About the cerebellum

How does the cerebellum relate to RRB in ASD?

 

The cerebellum is a brain structure located at the back of the brain that is involved in motor coordination, learning, and cognition. Previous studies have suggested that the cerebellum may also be involved in RRB, as it is connected to the basal ganglia and other brain regions that regulate RRB. Moreover, some studies have found abnormalities in the cerebellum in individuals with ASD, such as reduced size, altered shape, or impaired function.

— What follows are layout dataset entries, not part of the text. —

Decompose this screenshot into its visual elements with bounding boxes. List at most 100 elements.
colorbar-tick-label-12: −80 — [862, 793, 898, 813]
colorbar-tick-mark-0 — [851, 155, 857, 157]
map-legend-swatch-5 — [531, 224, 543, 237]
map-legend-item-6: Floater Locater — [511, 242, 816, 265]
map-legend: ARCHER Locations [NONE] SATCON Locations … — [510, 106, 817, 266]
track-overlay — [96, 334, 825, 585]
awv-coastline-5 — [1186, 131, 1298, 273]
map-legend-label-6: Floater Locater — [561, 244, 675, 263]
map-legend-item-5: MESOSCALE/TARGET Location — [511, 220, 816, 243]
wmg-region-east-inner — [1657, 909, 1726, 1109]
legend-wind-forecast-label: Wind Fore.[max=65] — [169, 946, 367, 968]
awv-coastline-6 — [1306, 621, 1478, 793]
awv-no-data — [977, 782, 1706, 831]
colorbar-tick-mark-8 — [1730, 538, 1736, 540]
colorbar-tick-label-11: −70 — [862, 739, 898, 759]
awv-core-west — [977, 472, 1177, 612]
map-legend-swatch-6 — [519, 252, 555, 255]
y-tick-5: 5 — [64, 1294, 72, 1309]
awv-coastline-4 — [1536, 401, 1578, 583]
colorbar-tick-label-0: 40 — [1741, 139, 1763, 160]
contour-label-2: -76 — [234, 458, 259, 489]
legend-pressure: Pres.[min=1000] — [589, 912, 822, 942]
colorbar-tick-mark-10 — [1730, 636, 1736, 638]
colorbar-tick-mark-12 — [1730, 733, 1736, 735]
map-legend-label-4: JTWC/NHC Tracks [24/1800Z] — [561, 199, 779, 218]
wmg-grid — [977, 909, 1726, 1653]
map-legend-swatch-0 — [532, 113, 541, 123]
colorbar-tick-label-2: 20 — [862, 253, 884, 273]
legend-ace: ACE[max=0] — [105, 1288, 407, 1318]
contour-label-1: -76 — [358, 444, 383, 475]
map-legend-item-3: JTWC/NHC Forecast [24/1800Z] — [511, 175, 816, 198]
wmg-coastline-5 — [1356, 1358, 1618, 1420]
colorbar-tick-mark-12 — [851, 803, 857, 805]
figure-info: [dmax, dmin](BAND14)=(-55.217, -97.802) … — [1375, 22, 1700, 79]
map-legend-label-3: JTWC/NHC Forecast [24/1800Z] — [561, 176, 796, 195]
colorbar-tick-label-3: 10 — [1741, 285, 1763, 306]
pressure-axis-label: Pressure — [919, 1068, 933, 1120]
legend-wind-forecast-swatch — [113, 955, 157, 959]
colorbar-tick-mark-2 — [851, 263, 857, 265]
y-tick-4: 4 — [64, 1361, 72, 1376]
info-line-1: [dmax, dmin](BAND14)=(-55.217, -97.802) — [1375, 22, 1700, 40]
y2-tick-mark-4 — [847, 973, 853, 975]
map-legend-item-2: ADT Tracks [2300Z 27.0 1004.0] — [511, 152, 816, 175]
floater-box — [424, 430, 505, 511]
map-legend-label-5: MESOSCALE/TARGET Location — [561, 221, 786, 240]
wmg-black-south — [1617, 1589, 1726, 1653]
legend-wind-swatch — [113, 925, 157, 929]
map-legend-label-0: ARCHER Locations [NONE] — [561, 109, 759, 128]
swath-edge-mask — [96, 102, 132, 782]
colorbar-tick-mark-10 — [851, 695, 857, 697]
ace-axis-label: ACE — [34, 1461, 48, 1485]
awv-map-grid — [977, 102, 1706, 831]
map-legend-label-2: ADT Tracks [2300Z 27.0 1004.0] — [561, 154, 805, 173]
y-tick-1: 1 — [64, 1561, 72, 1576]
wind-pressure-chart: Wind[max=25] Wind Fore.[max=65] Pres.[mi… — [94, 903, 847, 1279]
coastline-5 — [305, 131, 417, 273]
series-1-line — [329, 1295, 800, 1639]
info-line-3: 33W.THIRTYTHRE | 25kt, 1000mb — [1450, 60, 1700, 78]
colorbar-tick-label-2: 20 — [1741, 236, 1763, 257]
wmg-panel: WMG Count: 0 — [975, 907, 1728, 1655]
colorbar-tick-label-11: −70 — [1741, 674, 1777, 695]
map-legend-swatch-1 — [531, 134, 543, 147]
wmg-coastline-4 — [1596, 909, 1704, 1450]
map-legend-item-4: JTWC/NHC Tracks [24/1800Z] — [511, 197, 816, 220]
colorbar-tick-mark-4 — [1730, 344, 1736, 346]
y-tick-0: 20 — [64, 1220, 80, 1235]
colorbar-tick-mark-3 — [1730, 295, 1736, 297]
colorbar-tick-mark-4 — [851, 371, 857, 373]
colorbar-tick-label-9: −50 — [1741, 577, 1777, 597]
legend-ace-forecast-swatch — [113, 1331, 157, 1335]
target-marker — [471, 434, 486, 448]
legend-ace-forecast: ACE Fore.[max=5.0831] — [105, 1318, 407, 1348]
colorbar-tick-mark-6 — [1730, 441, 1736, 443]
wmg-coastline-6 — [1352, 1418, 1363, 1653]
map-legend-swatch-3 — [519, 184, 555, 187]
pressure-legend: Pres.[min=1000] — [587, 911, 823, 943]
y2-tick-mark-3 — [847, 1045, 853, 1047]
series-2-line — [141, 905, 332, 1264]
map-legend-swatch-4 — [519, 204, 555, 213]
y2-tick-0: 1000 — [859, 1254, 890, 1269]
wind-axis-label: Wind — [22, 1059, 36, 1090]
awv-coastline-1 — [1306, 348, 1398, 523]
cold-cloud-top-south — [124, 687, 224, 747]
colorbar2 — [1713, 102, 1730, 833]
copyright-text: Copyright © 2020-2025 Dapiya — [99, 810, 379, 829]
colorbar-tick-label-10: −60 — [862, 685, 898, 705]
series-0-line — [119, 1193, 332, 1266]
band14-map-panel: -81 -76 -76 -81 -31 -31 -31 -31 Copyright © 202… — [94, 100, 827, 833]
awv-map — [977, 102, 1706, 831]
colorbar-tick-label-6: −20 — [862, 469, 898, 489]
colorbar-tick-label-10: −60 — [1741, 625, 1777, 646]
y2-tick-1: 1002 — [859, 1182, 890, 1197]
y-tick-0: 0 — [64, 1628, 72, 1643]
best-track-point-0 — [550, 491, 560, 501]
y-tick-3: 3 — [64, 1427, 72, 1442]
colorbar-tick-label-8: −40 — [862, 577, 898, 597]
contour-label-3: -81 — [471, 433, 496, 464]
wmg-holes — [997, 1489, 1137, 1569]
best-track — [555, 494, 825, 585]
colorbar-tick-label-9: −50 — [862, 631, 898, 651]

However, in this study, the researchers did not find any significant difference in cerebellar gray matter volume or white matter microstructure between ASD and TD individuals, nor any significant correlation with RRB. This suggests that the cerebellum may not play a major role in RRB in ASD, at least in the measures examined in this study. However, more research is needed to explore the role of the cerebellum in other aspects of RRB, such as timing, sequencing, or learning.

 

About the dataset

What are the advantages and disadvantages of using a large and well-characterized dataset from the National Institute of Mental Health Data Archive?

 

 

The National Institute of Mental Health Data Archive is a repository of brain imaging and behavioral data from various studies on ASD and other mental disorders. The researchers used this dataset to access a large and diverse sample of individuals with ASD and TD controls, which increases the statistical power and generalizability of their findings. Moreover, the dataset provides standardized and validated measures of RRB and other clinical variables, which reduces the variability and bias that may arise from different methods or instruments. However, the dataset also has some limitations, such as the lack of information on some important factors that may affect brain structure and RRB, such as medication use, comorbidities, or genetic variants. Moreover, the dataset does not include longitudinal data, which limits the ability to examine the developmental trajectories of brain structure and RRB in ASD. Therefore, the researchers acknowledge that their findings need to be replicated and extended in future studies that can address these limitations.